Risk 1: Pure-Python SPSC ring cannot hit the 5 µs p99 budget on Tier-2

  • Risk: CPython's GIL + dict operations push p99 above 5 µs on the Jetson.
  • Mitigation: Bench against a cffi or Cython-backed SPSC ring as a fallback; the contract is library-agnostic so the implementation can swap without breaking consumers. Decision is taken inside this PBI's implementation phase with the microbench as the oracle.

Risk 2: Overrun hook called with record that holds a reference to caller-mutable state

  • Risk: Producer mutates record.payload after enqueue; the overrun closure sees the mutated value.
  • Mitigation: FdrRecord is @frozen (per AZ-272 contract); the contract test verifies a producer cannot legally mutate a constructed record. Documented in the contract Invariants.

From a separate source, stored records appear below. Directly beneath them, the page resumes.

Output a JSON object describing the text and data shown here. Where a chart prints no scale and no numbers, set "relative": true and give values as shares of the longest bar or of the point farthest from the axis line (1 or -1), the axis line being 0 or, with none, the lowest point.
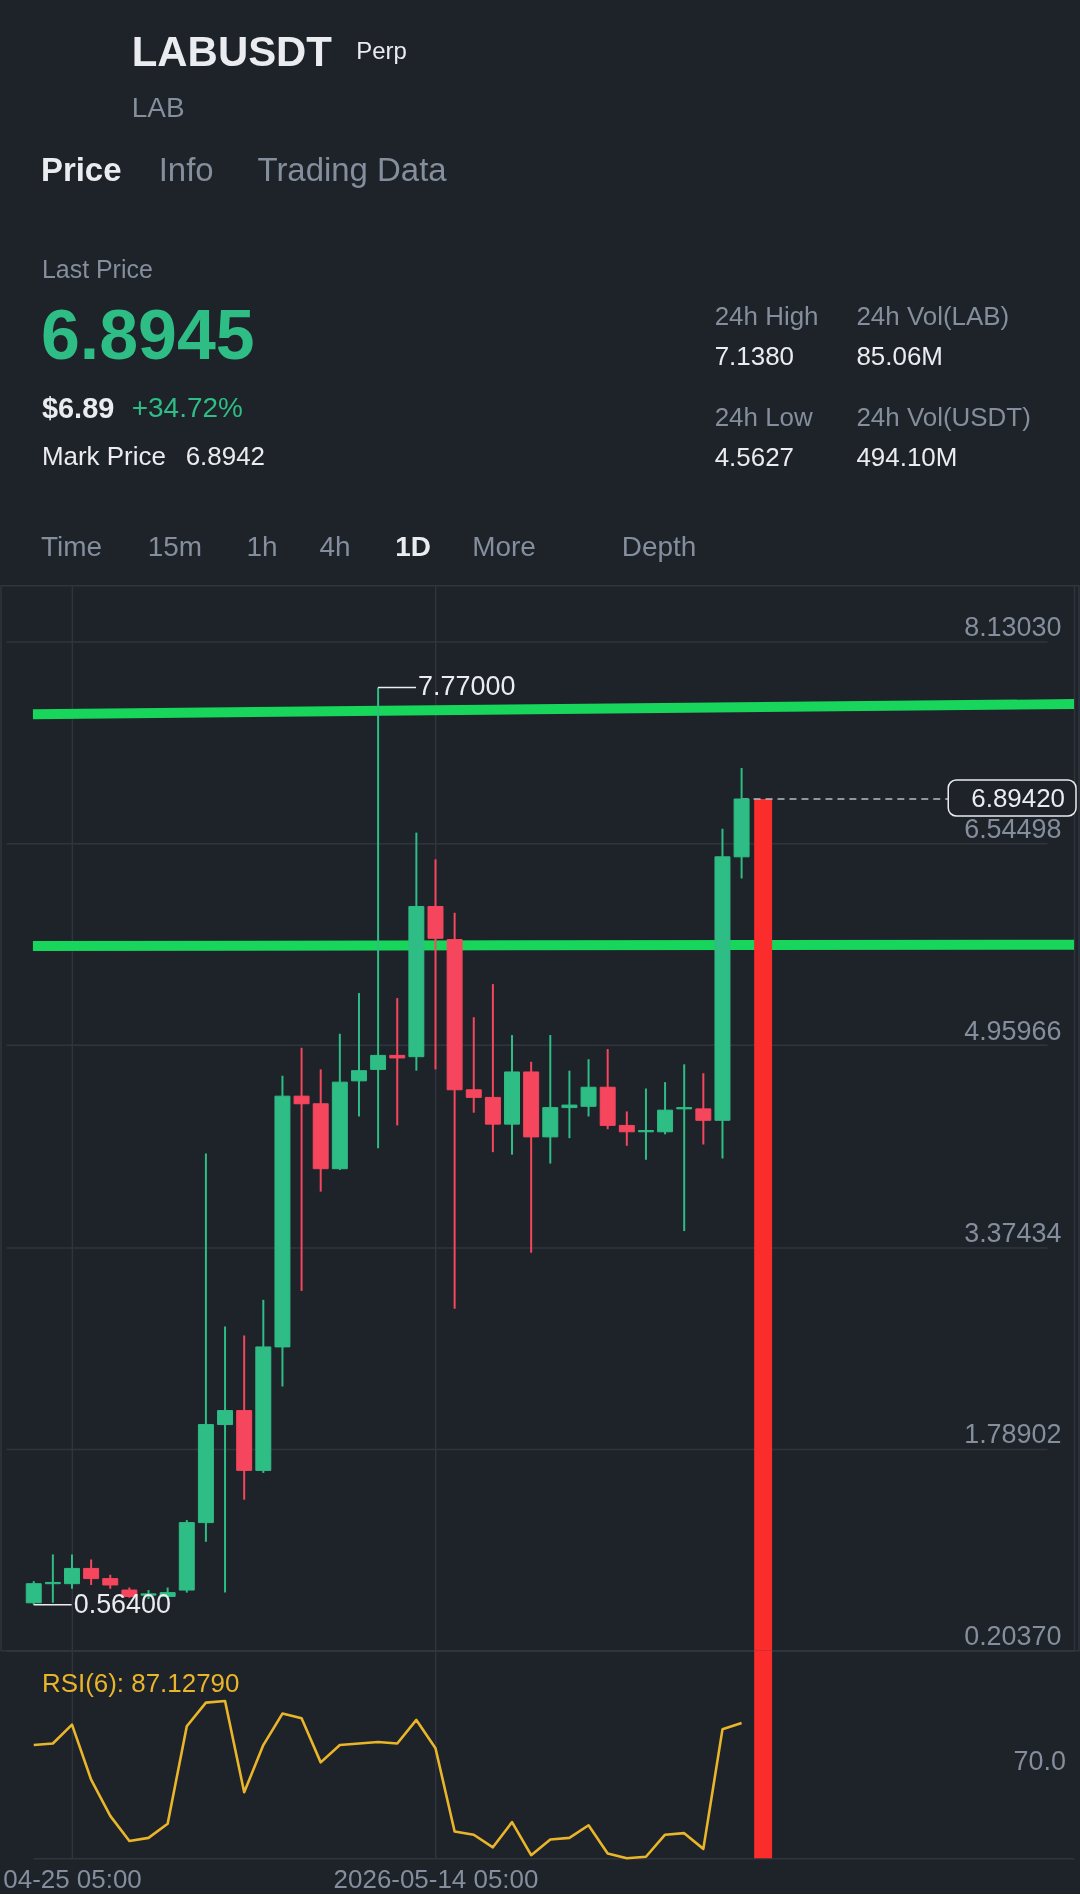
{
  "chart_data": [
    {
      "type": "other",
      "title": "LABUSDT",
      "subtitle": "LAB",
      "annotations": [
        "Perp",
        "Price",
        "Info",
        "Trading Data",
        "Last Price",
        "6.8945",
        "$6.89",
        "+34.72%",
        "Mark Price",
        "6.8942",
        "24h High",
        "7.1380",
        "24h Vol(LAB)",
        "85.06M",
        "24h Low",
        "4.5627",
        "24h Vol(USDT)",
        "494.10M",
        "Time",
        "15m",
        "1h",
        "4h",
        "1D",
        "More",
        "Depth"
      ]
    },
    {
      "type": "candlestick",
      "x": [
        "2026-04-23T05:00",
        "2026-04-24T05:00",
        "2026-04-25T05:00",
        "2026-04-26T05:00",
        "2026-04-27T05:00",
        "2026-04-28T05:00",
        "2026-04-29T05:00",
        "2026-04-30T05:00",
        "2026-05-01T05:00",
        "2026-05-02T05:00",
        "2026-05-03T05:00",
        "2026-05-04T05:00",
        "2026-05-05T05:00",
        "2026-05-06T05:00",
        "2026-05-07T05:00",
        "2026-05-08T05:00",
        "2026-05-09T05:00",
        "2026-05-10T05:00",
        "2026-05-11T05:00",
        "2026-05-12T05:00",
        "2026-05-13T05:00",
        "2026-05-14T05:00",
        "2026-05-15T05:00",
        "2026-05-16T05:00",
        "2026-05-17T05:00",
        "2026-05-18T05:00",
        "2026-05-19T05:00",
        "2026-05-20T05:00",
        "2026-05-21T05:00",
        "2026-05-22T05:00",
        "2026-05-23T05:00",
        "2026-05-24T05:00",
        "2026-05-25T05:00",
        "2026-05-26T05:00",
        "2026-05-27T05:00",
        "2026-05-28T05:00",
        "2026-05-29T05:00",
        "2026-05-30T05:00"
      ],
      "ohlc": [
        [
          0.58,
          0.75,
          0.564,
          0.73
        ],
        [
          0.73,
          0.96,
          0.58,
          0.74
        ],
        [
          0.73,
          0.96,
          0.69,
          0.85
        ],
        [
          0.85,
          0.92,
          0.72,
          0.77
        ],
        [
          0.77,
          0.8,
          0.69,
          0.72
        ],
        [
          0.68,
          0.7,
          0.62,
          0.63
        ],
        [
          0.64,
          0.68,
          0.61,
          0.65
        ],
        [
          0.63,
          0.7,
          0.62,
          0.66
        ],
        [
          0.68,
          1.23,
          0.66,
          1.21
        ],
        [
          1.21,
          4.11,
          1.06,
          1.98
        ],
        [
          1.98,
          2.75,
          0.66,
          2.09
        ],
        [
          2.09,
          2.68,
          1.39,
          1.62
        ],
        [
          1.62,
          2.96,
          1.6,
          2.59
        ],
        [
          2.59,
          4.72,
          2.28,
          4.56
        ],
        [
          4.56,
          4.94,
          3.03,
          4.5
        ],
        [
          4.5,
          4.77,
          3.81,
          3.99
        ],
        [
          3.99,
          5.05,
          3.98,
          4.67
        ],
        [
          4.68,
          5.37,
          4.4,
          4.76
        ],
        [
          4.77,
          7.77,
          4.15,
          4.88
        ],
        [
          4.88,
          5.33,
          4.33,
          4.86
        ],
        [
          4.87,
          6.63,
          4.76,
          6.05
        ],
        [
          6.05,
          6.42,
          4.77,
          5.8
        ],
        [
          5.79,
          6.0,
          2.89,
          4.61
        ],
        [
          4.61,
          5.18,
          4.43,
          4.55
        ],
        [
          4.55,
          5.44,
          4.12,
          4.34
        ],
        [
          4.34,
          5.04,
          4.1,
          4.75
        ],
        [
          4.75,
          4.83,
          3.33,
          4.24
        ],
        [
          4.24,
          5.04,
          4.03,
          4.47
        ],
        [
          4.47,
          4.76,
          4.23,
          4.49
        ],
        [
          4.48,
          4.85,
          4.4,
          4.63
        ],
        [
          4.63,
          4.93,
          4.3,
          4.33
        ],
        [
          4.33,
          4.44,
          4.17,
          4.28
        ],
        [
          4.28,
          4.62,
          4.06,
          4.29
        ],
        [
          4.28,
          4.67,
          4.26,
          4.45
        ],
        [
          4.46,
          4.81,
          3.5,
          4.47
        ],
        [
          4.46,
          4.74,
          4.18,
          4.37
        ],
        [
          4.37,
          6.66,
          4.07,
          6.44
        ],
        [
          6.44,
          7.138,
          6.27,
          6.8942
        ]
      ],
      "colors": [
        "#2ebd85",
        "#2ebd85",
        "#2ebd85",
        "#f6465d",
        "#f6465d",
        "#f6465d",
        "#2ebd85",
        "#2ebd85",
        "#2ebd85",
        "#2ebd85",
        "#2ebd85",
        "#f6465d",
        "#2ebd85",
        "#2ebd85",
        "#f6465d",
        "#f6465d",
        "#2ebd85",
        "#2ebd85",
        "#2ebd85",
        "#f6465d",
        "#2ebd85",
        "#f6465d",
        "#f6465d",
        "#f6465d",
        "#f6465d",
        "#2ebd85",
        "#f6465d",
        "#2ebd85",
        "#2ebd85",
        "#2ebd85",
        "#f6465d",
        "#f6465d",
        "#2ebd85",
        "#2ebd85",
        "#2ebd85",
        "#f6465d",
        "#2ebd85",
        "#2ebd85"
      ],
      "series": [
        {
          "type": "line",
          "color": "#17d65b",
          "x": [
            "2026-04-23T04:00",
            "2026-06-16T14:00"
          ],
          "values": [
            7.56,
            7.64
          ]
        },
        {
          "type": "line",
          "color": "#17d65b",
          "x": [
            "2026-04-23T04:00",
            "2026-06-16T14:00"
          ],
          "values": [
            5.74,
            5.75
          ]
        },
        {
          "type": "line",
          "color": "#fb2c2c",
          "x": [
            "2026-05-31T08:00",
            "2026-05-31T08:00"
          ],
          "values": [
            6.8942,
            0.2037
          ]
        }
      ],
      "xlim": [
        "2026-04-23T04:00",
        "2026-06-16T14:00"
      ],
      "xticks": [
        {
          "value": "2026-04-25T05:00",
          "label": null
        },
        {
          "value": "2026-05-14T05:00",
          "label": null
        }
      ],
      "ylim": [
        0.2037,
        8.57
      ],
      "yticks": [
        {
          "value": 8.1303,
          "label": "8.13030"
        },
        6.54498,
        4.95966,
        3.37434,
        1.78902,
        {
          "value": 0.2037,
          "label": "0.20370"
        }
      ],
      "grid": true,
      "tick_labels": "y",
      "ref_lines": [
        {
          "axis": "y",
          "value": 6.8942,
          "label": "6.89420",
          "line_style": "dashed",
          "color": "#b7bdc6"
        }
      ],
      "annotations": [
        {
          "text": "7.77000",
          "x": "2026-05-11T05:00",
          "y": 7.77
        },
        {
          "text": "0.56400",
          "x": "2026-04-23T05:00",
          "y": 0.564
        }
      ]
    },
    {
      "type": "line",
      "relative": true,
      "x": [
        "2026-04-23T05:00",
        "2026-04-24T05:00",
        "2026-04-25T05:00",
        "2026-04-26T05:00",
        "2026-04-27T05:00",
        "2026-04-28T05:00",
        "2026-04-29T05:00",
        "2026-04-30T05:00",
        "2026-05-01T05:00",
        "2026-05-02T05:00",
        "2026-05-03T05:00",
        "2026-05-04T05:00",
        "2026-05-05T05:00",
        "2026-05-06T05:00",
        "2026-05-07T05:00",
        "2026-05-08T05:00",
        "2026-05-09T05:00",
        "2026-05-10T05:00",
        "2026-05-11T05:00",
        "2026-05-12T05:00",
        "2026-05-13T05:00",
        "2026-05-14T05:00",
        "2026-05-15T05:00",
        "2026-05-16T05:00",
        "2026-05-17T05:00",
        "2026-05-18T05:00",
        "2026-05-19T05:00",
        "2026-05-20T05:00",
        "2026-05-21T05:00",
        "2026-05-22T05:00",
        "2026-05-23T05:00",
        "2026-05-24T05:00",
        "2026-05-25T05:00",
        "2026-05-26T05:00",
        "2026-05-27T05:00",
        "2026-05-28T05:00",
        "2026-05-29T05:00",
        "2026-05-30T05:00"
      ],
      "series": [
        {
          "name": "RSI(6): 87.12790",
          "color": "#e9b52a",
          "values": [
            0.72,
            0.73,
            0.85,
            0.5,
            0.27,
            0.11,
            0.13,
            0.22,
            0.84,
            0.99,
            1.0,
            0.42,
            0.72,
            0.92,
            0.89,
            0.61,
            0.72,
            0.73,
            0.74,
            0.73,
            0.88,
            0.7,
            0.17,
            0.15,
            0.07,
            0.23,
            0.02,
            0.12,
            0.13,
            0.21,
            0.03,
            0.0,
            0.01,
            0.15,
            0.16,
            0.06,
            0.82,
            0.86
          ]
        }
      ],
      "xlim": [
        "2026-04-23T04:00",
        "2026-06-16T14:00"
      ],
      "xticks": [
        {
          "value": "2026-04-25T05:00",
          "label": "04-25 05:00"
        },
        {
          "value": "2026-05-14T05:00",
          "label": "2026-05-14 05:00"
        }
      ],
      "grid": "x",
      "legend": "top left",
      "ref_lines": [
        {
          "axis": "x",
          "value": "2026-05-31T08:00",
          "color": "#fb2c2c"
        }
      ],
      "annotations": [
        "70.0"
      ]
    }
  ]
}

Risk 3: Cached FdrClient leaks across test cases

  • Risk: A pytest test mutates the module-level cache; subsequent tests get a stale FdrClient.
  • Mitigation: A _reset_for_tests() private function (documented as test-only in the contract Non-Goals) clears the cache; integration test fixture calls it on teardown.

Runtime Completeness

  • Named capability: lock-free SPSC ring buffer + FdrClient public API (architecture / E-CC-FDR-CLIENT / AC-NEW-3, NFR enqueue p99 ≤ 5 µs).
  • Production code that must exist: real lock-free SPSC primitive (no Python queue.Queue, no lock-acquiring fallback); real allocation-free hot path; real on_overrun hook plumbing.
  • Allowed external stubs: none — the queue is the production runtime capability.
  • Unacceptable substitutes: queue.Queue, threading.Lock-guarded list, collections.deque with a lock, "for now we just time.sleep(0) on overrun", or any implementation that allocates on the steady-state path. These would all silently break AC-NEW-3 the moment the writer thread stalls for >100 ms.

Contract

This task produces the contract at _docs/02_document/contracts/shared_fdr_client/fdr_client_protocol.md. Consumers MUST read that file — not this task spec — to discover the interface.